Internet-Makler drohen den Handel zu verdrängen

05.07.1996

"Abends um halb sieben gehört die Mami mir" - landab, landauf war dieser Schlachtruf der Gewerkschaften in den letzten Wochen während der Diskussion um neue Ladenöffnungszeiten zu hören. Ein Slogan, der für die Arbeitnehmervertreter möglicherweise zum Bumerang wird: Sollte die rasante Entwicklung in Sachen Online-Dienste und Multimedia weiter anhalten, könnte Mutter nämlich bald ganztags ihren Kindern zur Verfügung stehen.

Immer mehr Unternehmen setzen auf Online-Dienste als neue Verkaufsformen, die die Möglichkeit bieten, rund um die Uhr für die Kunden erreichbar zu sein. Ein Konzern, der konsequent in Richtung Cybermall marschiert, ist die Karstadt AG. Zwar dienen die bislang in den Filialen installierten Multimedia-Terminals - neudeutsch Points of sales - bislang noch der Kundeninformation, doch die nächsten Schritte werden bereits vorbereitet.

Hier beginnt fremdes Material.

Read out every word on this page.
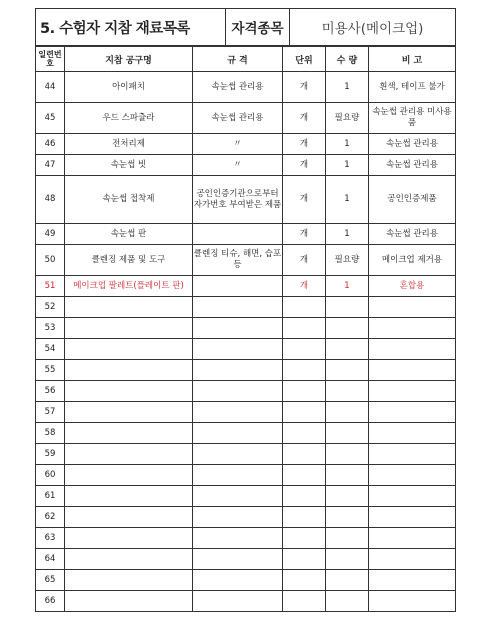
5. 수험자 지참 재료목록	자격종목	미용사(메이크업)
일련번호	지참 공구명	규 격	단위	수 량	비 고
44	아이패치	속눈썹 관리용	개	1	흰색, 테이프 불가
45	우드 스파츌라	속눈썹 관리용	개	필요량	속눈썹 관리용 미사용품
46	전처리제	〃	개	1	속눈썹 관리용
47	속눈썹 빗	〃	개	1	속눈썹 관리용
48	속눈썹 접착제	공인인증기관으로부터 자가번호 부여받은 제품	개	1	공인인증제품
49	속눈썹 판		개	1	속눈썹 관리용
50	클렌징 제품 및 도구	클렌징 티슈, 해면, 습포 등	개	필요량	메이크업 제거용
51	메이크업 팔레트(플레이트 판)		개	1	혼합용
52					
53					
54					
55					
56					
57					
58					
59					
60					
61					
62					
63					
64					
65					
66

Nachdem der Konzern zwei Jahre lang mit dem "Music Master", einem multimedialen Informations- und Bestellterminal, Erfahrungen gesammelt hat, ist in den nächsten Wochen die zweite Ausbaustufe dieser Kiosksysteme geplant. Über die Prototypen, die der Handelsriese in Stuttgart und Nürnberg aufstellt, können sich reiselustige Verbraucher über Last-Minute-Reisen informieren. In der Anfangsphase sind vorerst jedoch nur Freiplatzabfragen möglich. Ab Herbst sollen die Systeme, die online mit dem Reservierungssystem der Deutschen Lufthansa und Start verbunden sind, das elektronische Buchen und Bezahlen von Reisen erlauben.

Ab diesem Punkt ist es dann nur noch ein kleiner Schritt, die Systeme, die heute an die 2-Mbit/s-Leitungen des Konzerns angeschlossen sind, auf Internet- beziehungsweise Online-Kurs zu trimmen. "Für uns ist es letztlich unerheblich, ob es ein Kiosk oder ein anderes Trägersystem ist", erläutert Ragnar Nilsson, bei Karstadt Direktor der Informationswirtschaft, die Strategie. Dieser Prämisse entsprechend hat der Konzern die Software der Kiosksysteme so ausgelegt, daß sie auch für den Online-Einsatz beim Home-User geeignet ist.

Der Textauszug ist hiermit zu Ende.